かつて当連載(2018年9月12日)で<初球打ちの打率5割2分5厘。ホークスの新1番打者、牧原大成が超積極打法でヒットを重ねている>と当時の活躍を記している。
とにかく仕掛けの早さが特徴だった。シーズントータルで249打数79安打をマークした内訳を見ると、初球打ちが47打数22安打だった。打率.468の好成績を残した一方で、初球打ちは打数全体の18.9%を占めた。これを2球目以内まで広げると100打数になり、全体の40.2%まで跳ね上がった。
追い込まれる前に打ちにいく方が打者有利なのは当然だ。また、「狙い球を1球で仕留める」というスキルの高さでもある。
「もったいない選手」牧原は何が変わったのか?
だが、牧原大は以降のシーズンで苦しんだ。一昨年、昨年と2年続けて打率2割4分台と低迷した。相手だって研究をしてくる。初球や2球目は、敢えて「ボールになってもいい」と際どい球で勝負された。あの頃の牧原大はそのボールに飛びつき、カウントを悪くして不利な状況を自ら作ってしまっていた。
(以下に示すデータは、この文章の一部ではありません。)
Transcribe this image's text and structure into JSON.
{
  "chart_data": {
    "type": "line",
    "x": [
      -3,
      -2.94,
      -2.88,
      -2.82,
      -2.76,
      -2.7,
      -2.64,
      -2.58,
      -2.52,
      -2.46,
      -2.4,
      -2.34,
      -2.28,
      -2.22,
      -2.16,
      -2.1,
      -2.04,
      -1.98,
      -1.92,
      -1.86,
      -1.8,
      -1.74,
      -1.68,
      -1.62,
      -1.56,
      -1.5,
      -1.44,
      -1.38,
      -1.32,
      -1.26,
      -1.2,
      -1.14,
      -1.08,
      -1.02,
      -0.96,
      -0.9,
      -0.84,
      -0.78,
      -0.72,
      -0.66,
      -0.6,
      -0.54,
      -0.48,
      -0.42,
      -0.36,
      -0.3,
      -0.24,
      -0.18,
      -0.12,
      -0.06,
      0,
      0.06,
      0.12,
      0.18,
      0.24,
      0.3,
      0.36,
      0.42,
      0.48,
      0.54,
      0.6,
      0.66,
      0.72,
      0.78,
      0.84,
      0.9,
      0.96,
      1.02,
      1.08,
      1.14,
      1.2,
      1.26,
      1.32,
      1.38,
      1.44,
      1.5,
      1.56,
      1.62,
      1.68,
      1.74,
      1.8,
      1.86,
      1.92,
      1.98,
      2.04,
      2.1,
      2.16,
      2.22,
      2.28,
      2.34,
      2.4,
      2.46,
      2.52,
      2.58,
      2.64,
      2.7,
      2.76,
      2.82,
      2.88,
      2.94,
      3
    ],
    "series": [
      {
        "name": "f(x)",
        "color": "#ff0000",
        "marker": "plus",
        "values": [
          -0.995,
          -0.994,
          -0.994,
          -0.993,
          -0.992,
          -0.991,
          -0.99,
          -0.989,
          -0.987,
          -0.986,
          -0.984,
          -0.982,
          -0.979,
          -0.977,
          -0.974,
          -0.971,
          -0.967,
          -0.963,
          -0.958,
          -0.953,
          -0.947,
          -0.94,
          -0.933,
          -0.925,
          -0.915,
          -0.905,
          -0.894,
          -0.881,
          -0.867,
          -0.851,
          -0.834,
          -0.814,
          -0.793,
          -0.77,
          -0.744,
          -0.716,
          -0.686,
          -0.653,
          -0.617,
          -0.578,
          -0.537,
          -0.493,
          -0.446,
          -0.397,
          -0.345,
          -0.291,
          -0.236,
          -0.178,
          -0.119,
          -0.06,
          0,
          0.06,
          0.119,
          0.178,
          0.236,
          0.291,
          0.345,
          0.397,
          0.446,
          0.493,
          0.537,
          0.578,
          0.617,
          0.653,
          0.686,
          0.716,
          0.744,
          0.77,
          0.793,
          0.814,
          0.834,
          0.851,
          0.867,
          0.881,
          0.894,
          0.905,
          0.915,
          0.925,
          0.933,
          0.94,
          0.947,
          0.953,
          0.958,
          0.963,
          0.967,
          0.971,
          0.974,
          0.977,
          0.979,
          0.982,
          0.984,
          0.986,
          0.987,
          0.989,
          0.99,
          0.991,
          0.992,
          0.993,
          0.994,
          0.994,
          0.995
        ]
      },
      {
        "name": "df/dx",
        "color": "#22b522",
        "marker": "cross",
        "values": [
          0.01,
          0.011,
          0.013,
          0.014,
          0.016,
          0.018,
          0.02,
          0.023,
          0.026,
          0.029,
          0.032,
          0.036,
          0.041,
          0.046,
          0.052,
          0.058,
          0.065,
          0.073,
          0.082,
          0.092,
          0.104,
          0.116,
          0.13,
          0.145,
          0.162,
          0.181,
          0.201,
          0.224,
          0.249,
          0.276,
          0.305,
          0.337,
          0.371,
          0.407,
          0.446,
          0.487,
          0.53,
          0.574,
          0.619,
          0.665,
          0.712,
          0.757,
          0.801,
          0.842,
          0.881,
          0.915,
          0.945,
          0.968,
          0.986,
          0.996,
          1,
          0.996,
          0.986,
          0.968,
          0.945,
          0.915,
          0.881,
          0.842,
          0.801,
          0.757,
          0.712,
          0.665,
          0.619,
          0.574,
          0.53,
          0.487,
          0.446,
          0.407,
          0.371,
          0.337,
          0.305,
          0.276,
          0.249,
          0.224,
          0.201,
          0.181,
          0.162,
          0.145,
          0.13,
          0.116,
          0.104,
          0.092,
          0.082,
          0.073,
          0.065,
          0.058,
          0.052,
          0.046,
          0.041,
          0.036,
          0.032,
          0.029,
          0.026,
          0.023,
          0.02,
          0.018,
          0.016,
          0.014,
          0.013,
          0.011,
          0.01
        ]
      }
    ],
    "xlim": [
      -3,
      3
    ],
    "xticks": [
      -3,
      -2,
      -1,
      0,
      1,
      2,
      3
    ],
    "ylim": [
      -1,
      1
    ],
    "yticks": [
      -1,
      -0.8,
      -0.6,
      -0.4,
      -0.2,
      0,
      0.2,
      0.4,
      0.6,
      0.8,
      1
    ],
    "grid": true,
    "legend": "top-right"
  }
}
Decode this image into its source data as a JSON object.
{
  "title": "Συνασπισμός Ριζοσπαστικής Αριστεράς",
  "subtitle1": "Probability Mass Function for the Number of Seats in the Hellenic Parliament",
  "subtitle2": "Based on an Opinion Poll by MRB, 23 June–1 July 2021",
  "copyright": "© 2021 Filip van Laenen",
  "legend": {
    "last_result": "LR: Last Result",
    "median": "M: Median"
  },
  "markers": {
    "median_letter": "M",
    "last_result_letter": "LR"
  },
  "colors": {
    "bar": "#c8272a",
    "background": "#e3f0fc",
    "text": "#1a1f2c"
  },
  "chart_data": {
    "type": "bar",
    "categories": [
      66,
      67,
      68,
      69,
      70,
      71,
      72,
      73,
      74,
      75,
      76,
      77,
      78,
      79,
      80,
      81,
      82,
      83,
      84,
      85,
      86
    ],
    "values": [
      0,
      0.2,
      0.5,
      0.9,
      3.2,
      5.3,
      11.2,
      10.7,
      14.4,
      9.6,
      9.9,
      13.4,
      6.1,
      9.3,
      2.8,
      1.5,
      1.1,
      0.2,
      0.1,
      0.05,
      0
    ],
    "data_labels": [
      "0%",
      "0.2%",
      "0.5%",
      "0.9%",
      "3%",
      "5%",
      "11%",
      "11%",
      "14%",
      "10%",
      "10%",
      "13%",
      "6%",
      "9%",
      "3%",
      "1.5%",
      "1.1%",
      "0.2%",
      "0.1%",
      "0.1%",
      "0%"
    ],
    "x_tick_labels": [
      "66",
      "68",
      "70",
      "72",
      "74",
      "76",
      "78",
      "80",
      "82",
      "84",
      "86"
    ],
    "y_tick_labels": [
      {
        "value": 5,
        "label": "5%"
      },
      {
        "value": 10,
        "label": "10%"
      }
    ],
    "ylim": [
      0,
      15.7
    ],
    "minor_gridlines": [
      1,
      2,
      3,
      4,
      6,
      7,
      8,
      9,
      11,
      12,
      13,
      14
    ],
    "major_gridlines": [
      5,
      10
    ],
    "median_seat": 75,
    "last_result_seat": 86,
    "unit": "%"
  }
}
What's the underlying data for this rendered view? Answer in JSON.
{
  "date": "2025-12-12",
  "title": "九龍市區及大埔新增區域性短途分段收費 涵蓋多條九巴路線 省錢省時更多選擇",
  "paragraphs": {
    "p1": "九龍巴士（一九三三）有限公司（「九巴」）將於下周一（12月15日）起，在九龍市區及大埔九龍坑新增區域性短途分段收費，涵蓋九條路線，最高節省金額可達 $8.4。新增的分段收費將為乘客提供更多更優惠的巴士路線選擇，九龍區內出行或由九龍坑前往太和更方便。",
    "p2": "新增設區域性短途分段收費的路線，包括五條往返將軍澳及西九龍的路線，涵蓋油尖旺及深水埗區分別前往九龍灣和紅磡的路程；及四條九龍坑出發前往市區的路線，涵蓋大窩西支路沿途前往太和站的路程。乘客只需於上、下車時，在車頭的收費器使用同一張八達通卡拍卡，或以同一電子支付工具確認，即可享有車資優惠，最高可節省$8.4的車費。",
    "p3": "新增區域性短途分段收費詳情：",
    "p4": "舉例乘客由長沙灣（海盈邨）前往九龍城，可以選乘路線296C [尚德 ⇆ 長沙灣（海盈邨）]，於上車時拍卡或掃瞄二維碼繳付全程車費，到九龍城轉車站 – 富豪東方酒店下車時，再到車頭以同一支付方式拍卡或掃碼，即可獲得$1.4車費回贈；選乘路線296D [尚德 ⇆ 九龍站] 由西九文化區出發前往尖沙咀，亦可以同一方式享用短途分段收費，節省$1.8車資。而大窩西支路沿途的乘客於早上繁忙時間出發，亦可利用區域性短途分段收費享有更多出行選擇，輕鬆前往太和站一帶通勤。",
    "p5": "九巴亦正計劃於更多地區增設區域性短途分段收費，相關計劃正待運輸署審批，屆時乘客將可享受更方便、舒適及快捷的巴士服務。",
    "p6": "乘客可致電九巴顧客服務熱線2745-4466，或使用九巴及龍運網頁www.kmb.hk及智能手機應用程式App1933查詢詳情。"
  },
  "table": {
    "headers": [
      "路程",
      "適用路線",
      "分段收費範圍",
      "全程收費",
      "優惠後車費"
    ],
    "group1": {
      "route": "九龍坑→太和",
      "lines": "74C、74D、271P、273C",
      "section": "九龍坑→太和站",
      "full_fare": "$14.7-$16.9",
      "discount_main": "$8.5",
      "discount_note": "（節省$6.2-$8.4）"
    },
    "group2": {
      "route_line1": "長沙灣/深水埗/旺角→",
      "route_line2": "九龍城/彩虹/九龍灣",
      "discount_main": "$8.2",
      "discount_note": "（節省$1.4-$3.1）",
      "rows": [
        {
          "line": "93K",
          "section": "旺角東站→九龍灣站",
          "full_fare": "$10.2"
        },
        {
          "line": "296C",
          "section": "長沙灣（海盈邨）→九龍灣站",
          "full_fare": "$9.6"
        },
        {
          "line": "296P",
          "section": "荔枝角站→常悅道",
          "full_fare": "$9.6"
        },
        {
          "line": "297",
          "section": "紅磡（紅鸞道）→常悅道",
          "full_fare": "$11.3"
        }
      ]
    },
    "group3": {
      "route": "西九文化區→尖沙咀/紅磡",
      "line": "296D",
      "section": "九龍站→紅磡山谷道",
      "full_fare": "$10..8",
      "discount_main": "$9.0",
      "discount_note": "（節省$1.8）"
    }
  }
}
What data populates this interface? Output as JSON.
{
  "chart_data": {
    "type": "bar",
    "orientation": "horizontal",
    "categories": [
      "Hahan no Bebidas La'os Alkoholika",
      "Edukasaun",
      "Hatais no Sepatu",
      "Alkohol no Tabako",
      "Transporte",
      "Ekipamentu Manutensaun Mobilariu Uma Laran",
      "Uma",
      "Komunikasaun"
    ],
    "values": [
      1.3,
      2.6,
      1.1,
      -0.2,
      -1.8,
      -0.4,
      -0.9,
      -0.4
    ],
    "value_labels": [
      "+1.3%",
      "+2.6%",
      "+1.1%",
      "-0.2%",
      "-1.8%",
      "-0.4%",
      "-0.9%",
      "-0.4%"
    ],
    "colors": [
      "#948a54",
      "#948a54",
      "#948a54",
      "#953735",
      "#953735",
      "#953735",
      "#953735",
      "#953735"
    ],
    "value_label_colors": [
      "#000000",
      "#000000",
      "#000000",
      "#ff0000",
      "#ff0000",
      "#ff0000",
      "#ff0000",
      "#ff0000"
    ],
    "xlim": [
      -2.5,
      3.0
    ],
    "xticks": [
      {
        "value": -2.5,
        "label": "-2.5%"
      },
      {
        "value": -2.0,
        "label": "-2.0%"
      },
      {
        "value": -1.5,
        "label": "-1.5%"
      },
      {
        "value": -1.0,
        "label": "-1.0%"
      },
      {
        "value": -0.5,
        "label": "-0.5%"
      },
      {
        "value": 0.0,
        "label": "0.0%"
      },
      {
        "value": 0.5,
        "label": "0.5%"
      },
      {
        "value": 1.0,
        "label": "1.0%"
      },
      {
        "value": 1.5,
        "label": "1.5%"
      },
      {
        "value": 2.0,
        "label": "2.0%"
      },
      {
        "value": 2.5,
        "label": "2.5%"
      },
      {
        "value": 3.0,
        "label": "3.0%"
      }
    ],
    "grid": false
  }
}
「一昨年までは敵チームの一人として彼を見ていましたが、真っ直ぐならば160キロでも付いていくというイメージだった。カウント球でストレートは放るなと言っていたくらいでした。スイングスピードが速い。だけど、点で打つタイプだった。もったいない選手だなという印象でした。
それが去年の後半くらいからスイングのイメージを変えて、そこから幅が広がったように見えます。ボールの待ち方も変わった。変化球にも対応できるような、スイングに奥行きが出来るようになった。ミートの幅が広がることで選球眼も良くなったように感じます」
そのように説明したのはかつてイーグルスで監督も務め、現在はホークスの一軍打撃を担当する平石洋介コーチだった。
今年の牧原大は以前と違う。9月6日までの打撃内容を見ると、127打数42安打(打率.331)のうち、初球打ちは12打数5安打。1球で勝負をつけたのは全体の9.4%だ。2球目以内は38打数16安打で、こちらは全体の29.9%となっていた。
振り返れば、今年のホークスは「率にこだわる」がテーマだった。
「ウチの選手は四球が多いわけではない。四球の差が昨年ロッテに対して1つ勝ち越せなかったところ。やはり粘っこく。フォアボールでも塁に出る。粘っこい打撃をしてくれると、出塁率も変わってくる」(工藤公康監督)
首脳陣のニーズにもがっちりハマる1番打者がいれば、チームの戦いぶりはかなり安定するだろう。ただ、彼自身に慢心はない。
外せない男は「もう外れない」という気概を持って、終盤戦のキーマンとして躍動し続ける。